The opening words, "When you go out to war against your enemies" (Deut. 21:10) can be interpreted to refer to going to an individual's war against his negative inclinations. The Baal HaTurim connects this phrase with the final word in last week's reading, which was G‑d's name, so that we read the verse, "G‑d - when You go out to war against Your enemies". This tells us that when we go out to war, when we are ready to challenge our negative personal traits, the Almighty goes with us to help us. The G‑dly soul toils to control and usurp the body's animalistic tendencies…

Chassidut explains that the "war" we face daily is during prayer, which is called "purification through war". This is an obligatory war in which the G‑dly soul toils to control and usurp the body's animalistic tendencies. The war is prefaced by "going out" to the synagogue where a Jew's prayers are always heard and where G‑d is found, as it says, "Where is He present? In the synagogues." (Jerusalem Talmud, Berachot 85)

Another explanation of this verse is that there are two kinds of wars: mandatory and optional. Each Jew is obliged to war in order to illuminate his private domain, whereas war in the public domain is a matter of choice. Nevertheless, the public domain receives the same guarantee as the private one that "G‑d will give it into your hands", as the verse concludes.

If the Almighty is there to help us, why is it always so difficult? When asked by his Chassidim, "Rebbe, how do we protect ourselves from our evil inclinations chasing us all the time?", Rebbe Naftali of Ropshitz would say, "I guarantee you, it will not chase after you if you do not chase after it!"
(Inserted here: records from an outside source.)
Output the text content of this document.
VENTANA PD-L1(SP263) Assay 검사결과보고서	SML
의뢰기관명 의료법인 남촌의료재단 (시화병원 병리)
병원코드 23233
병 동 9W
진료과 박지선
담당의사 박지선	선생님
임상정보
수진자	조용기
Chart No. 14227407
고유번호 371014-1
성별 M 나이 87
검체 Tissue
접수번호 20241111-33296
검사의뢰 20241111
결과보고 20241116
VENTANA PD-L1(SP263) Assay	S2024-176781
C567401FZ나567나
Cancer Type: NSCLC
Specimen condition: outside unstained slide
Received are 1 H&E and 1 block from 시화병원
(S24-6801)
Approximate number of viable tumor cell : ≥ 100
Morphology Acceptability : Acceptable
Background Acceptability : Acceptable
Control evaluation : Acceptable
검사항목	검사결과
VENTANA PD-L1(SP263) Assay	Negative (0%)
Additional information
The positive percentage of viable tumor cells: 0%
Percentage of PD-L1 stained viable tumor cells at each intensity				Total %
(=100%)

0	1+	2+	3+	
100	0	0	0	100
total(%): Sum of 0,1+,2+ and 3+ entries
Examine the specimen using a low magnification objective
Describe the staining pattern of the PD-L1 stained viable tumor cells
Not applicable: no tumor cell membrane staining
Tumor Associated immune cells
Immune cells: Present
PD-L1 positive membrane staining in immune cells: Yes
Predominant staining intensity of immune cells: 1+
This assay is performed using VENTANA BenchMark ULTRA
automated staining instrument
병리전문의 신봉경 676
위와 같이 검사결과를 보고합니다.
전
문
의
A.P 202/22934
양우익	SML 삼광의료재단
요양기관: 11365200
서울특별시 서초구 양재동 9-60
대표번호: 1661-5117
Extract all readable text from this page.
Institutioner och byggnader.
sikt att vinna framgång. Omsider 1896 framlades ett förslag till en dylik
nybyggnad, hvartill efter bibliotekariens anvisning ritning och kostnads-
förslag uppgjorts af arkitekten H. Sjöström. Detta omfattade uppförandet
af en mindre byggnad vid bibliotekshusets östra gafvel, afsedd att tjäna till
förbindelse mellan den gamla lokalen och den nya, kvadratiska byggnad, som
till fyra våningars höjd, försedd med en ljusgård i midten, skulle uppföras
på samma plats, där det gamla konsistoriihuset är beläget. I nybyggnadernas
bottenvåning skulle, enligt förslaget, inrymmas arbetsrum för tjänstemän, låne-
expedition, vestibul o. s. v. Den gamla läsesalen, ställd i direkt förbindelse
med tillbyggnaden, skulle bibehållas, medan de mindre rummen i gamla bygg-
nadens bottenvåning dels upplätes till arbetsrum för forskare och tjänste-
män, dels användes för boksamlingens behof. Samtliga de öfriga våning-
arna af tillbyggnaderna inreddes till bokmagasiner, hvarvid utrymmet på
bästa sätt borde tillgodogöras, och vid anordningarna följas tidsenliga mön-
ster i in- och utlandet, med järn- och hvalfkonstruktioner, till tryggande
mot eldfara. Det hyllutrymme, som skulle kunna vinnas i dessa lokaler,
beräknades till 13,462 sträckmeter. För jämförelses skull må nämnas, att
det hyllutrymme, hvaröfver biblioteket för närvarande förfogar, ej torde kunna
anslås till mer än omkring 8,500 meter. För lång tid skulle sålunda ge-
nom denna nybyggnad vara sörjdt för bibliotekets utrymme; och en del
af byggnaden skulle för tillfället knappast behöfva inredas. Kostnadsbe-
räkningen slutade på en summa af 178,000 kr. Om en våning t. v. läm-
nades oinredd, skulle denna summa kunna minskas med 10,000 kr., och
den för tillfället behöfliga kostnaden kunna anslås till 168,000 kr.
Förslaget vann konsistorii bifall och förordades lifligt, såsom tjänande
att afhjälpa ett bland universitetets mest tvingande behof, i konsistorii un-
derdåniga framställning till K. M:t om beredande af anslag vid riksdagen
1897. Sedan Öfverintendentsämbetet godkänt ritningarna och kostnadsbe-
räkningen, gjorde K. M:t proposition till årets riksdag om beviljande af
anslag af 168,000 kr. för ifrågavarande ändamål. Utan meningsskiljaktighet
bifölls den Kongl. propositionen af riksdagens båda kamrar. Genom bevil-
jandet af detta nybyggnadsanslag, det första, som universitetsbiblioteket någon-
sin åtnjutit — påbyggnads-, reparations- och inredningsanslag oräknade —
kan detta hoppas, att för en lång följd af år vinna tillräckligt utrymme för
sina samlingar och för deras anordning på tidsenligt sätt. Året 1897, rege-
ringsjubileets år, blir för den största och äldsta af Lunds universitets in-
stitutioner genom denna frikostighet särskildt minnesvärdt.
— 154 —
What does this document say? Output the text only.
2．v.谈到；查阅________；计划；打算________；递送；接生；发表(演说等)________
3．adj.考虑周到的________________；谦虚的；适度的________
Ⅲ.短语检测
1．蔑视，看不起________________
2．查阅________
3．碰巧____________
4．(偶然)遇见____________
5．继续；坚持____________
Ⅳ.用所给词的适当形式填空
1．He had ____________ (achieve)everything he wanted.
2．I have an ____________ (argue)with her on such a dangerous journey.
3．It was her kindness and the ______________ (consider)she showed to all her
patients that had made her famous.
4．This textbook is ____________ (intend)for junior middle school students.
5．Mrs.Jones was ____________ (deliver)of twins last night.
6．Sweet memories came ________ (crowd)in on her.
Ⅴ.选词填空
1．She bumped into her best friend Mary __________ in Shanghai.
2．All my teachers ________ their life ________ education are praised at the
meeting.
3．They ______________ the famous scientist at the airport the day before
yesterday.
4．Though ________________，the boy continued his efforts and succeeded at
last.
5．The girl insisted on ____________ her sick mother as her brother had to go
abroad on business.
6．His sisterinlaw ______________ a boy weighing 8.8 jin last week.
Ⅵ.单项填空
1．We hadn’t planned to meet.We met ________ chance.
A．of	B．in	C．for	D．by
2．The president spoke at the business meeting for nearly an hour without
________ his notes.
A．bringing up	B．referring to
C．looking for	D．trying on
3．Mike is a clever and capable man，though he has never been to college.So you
The portion ends with one of the Six Daily Remembrances, "Remember what Amalek did to you on the way out of Egypt". (Deut. 25:17) Why does the verse use the singular "you" rather than the plural? Because Amalek, our eternal enemies, can only attack us when we isolate ourselves and are not close together with the community. In Elul the gates of Heaven are open…

The month of Elul is the month in which we review what happened to us in the last year and try to fix the areas where we come up short. Rabbi Yosef Yitzchak of Lubavitch wrote that in Elul the gates of Heaven are open! Which gates? The Gates of Compassion which open into the Chamber of Merit. For whom are they opened? For all of our brethren, the Jewish people. We make an honest soul-accounting of our divine service - the Torah we learned and which we taught to our children as well as the efforts we made to strengthen the Jewish community. May our accountings lead us to true return to G‑d, and, as a result, may we merit to see G‑dliness revealed throughout the world with the final redemption.